What Investors Should Watch
- The outcome of the EGM could influence market perception of TTB’s governance transparency and the Board’s responsiveness to shareholder concerns.
- If the Board ultimately decides to implement the audit review, the resulting findings (or lack thereof) on the five scrutinised transactions could be material and affect TTB’s share price.
- The costs of the review, if incurred, could impact near-term profitability and cash flows.
- Resolution of the ongoing shareholder activism and boardroom dynamics may have longer-term implications for TTB’s strategic direction and investor confidence.
EGM and Voting Logistics
- Shareholders unable to attend may vote by proxy, with forms required to be submitted at least 48 hours before the meeting.
- Voting will be conducted by poll in accordance with Bursa Malaysia Listing Requirements.

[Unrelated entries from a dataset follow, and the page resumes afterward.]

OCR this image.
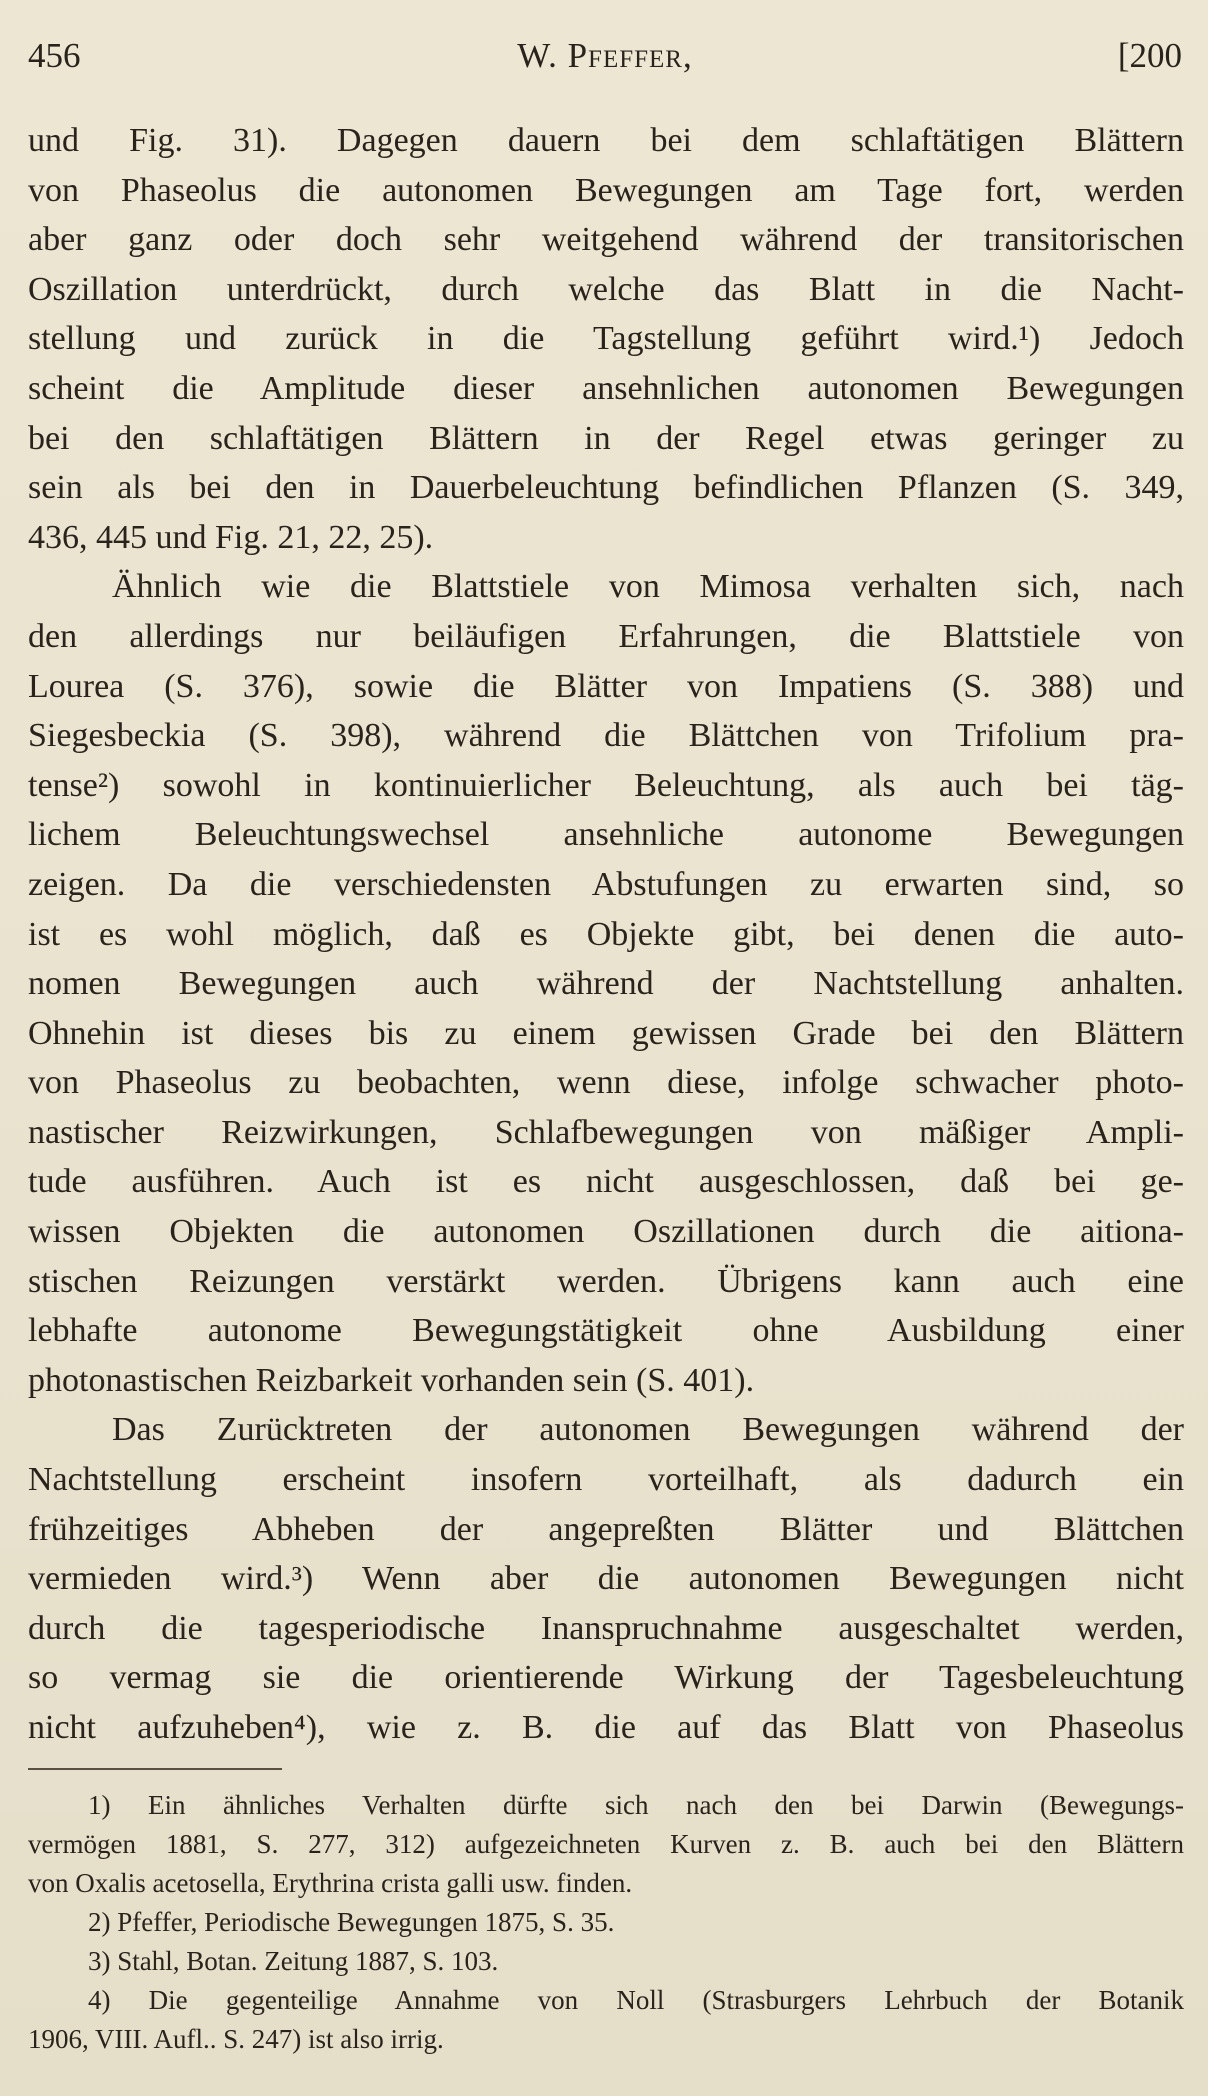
456	W. Pfeffer,	[200
und Fig. 31). Dagegen dauern bei dem schlaftätigen Blättern
von Phaseolus die autonomen Bewegungen am Tage fort, werden
aber ganz oder doch sehr weitgehend während der transitorischen
Oszillation unterdrückt, durch welche das Blatt in die Nacht-
stellung und zurück in die Tagstellung geführt wird.¹) Jedoch
scheint die Amplitude dieser ansehnlichen autonomen Bewegungen
bei den schlaftätigen Blättern in der Regel etwas geringer zu
sein als bei den in Dauerbeleuchtung befindlichen Pflanzen (S. 349,
436, 445 und Fig. 21, 22, 25).
Ähnlich wie die Blattstiele von Mimosa verhalten sich, nach
den allerdings nur beiläufigen Erfahrungen, die Blattstiele von
Lourea (S. 376), sowie die Blätter von Impatiens (S. 388) und
Siegesbeckia (S. 398), während die Blättchen von Trifolium pra-
tense²) sowohl in kontinuierlicher Beleuchtung, als auch bei täg-
lichem Beleuchtungswechsel ansehnliche autonome Bewegungen
zeigen. Da die verschiedensten Abstufungen zu erwarten sind, so
ist es wohl möglich, daß es Objekte gibt, bei denen die auto-
nomen Bewegungen auch während der Nachtstellung anhalten.
Ohnehin ist dieses bis zu einem gewissen Grade bei den Blättern
von Phaseolus zu beobachten, wenn diese, infolge schwacher photo-
nastischer Reizwirkungen, Schlafbewegungen von mäßiger Ampli-
tude ausführen. Auch ist es nicht ausgeschlossen, daß bei ge-
wissen Objekten die autonomen Oszillationen durch die aitiona-
stischen Reizungen verstärkt werden. Übrigens kann auch eine
lebhafte autonome Bewegungstätigkeit ohne Ausbildung einer
photonastischen Reizbarkeit vorhanden sein (S. 401).
Das Zurücktreten der autonomen Bewegungen während der
Nachtstellung erscheint insofern vorteilhaft, als dadurch ein
frühzeitiges Abheben der angepreßten Blätter und Blättchen
vermieden wird.³) Wenn aber die autonomen Bewegungen nicht
durch die tagesperiodische Inanspruchnahme ausgeschaltet werden,
so vermag sie die orientierende Wirkung der Tagesbeleuchtung
nicht aufzuheben⁴), wie z. B. die auf das Blatt von Phaseolus
1) Ein ähnliches Verhalten dürfte sich nach den bei Darwin (Bewegungs-
vermögen 1881, S. 277, 312) aufgezeichneten Kurven z. B. auch bei den Blättern
von Oxalis acetosella, Erythrina crista galli usw. finden.
2) Pfeffer, Periodische Bewegungen 1875, S. 35.
3) Stahl, Botan. Zeitung 1887, S. 103.
4) Die gegenteilige Annahme von Noll (Strasburgers Lehrbuch der Botanik
1906, VIII. Aufl.. S. 247) ist also irrig.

- The Record of Depositors as at 6 May 2026 will determine eligibility to attend and vote.
Disclaimer
Disclaimer: This article is for informational purposes only and does not constitute financial advice or a recommendation to buy or sell shares of Talam Transform Berhad. Investors should conduct their own due diligence and consult their professional advisers before making investment decisions. The information has been compiled from the company’s public circular as at 29 April 2026 and may be subject to further updates or developments.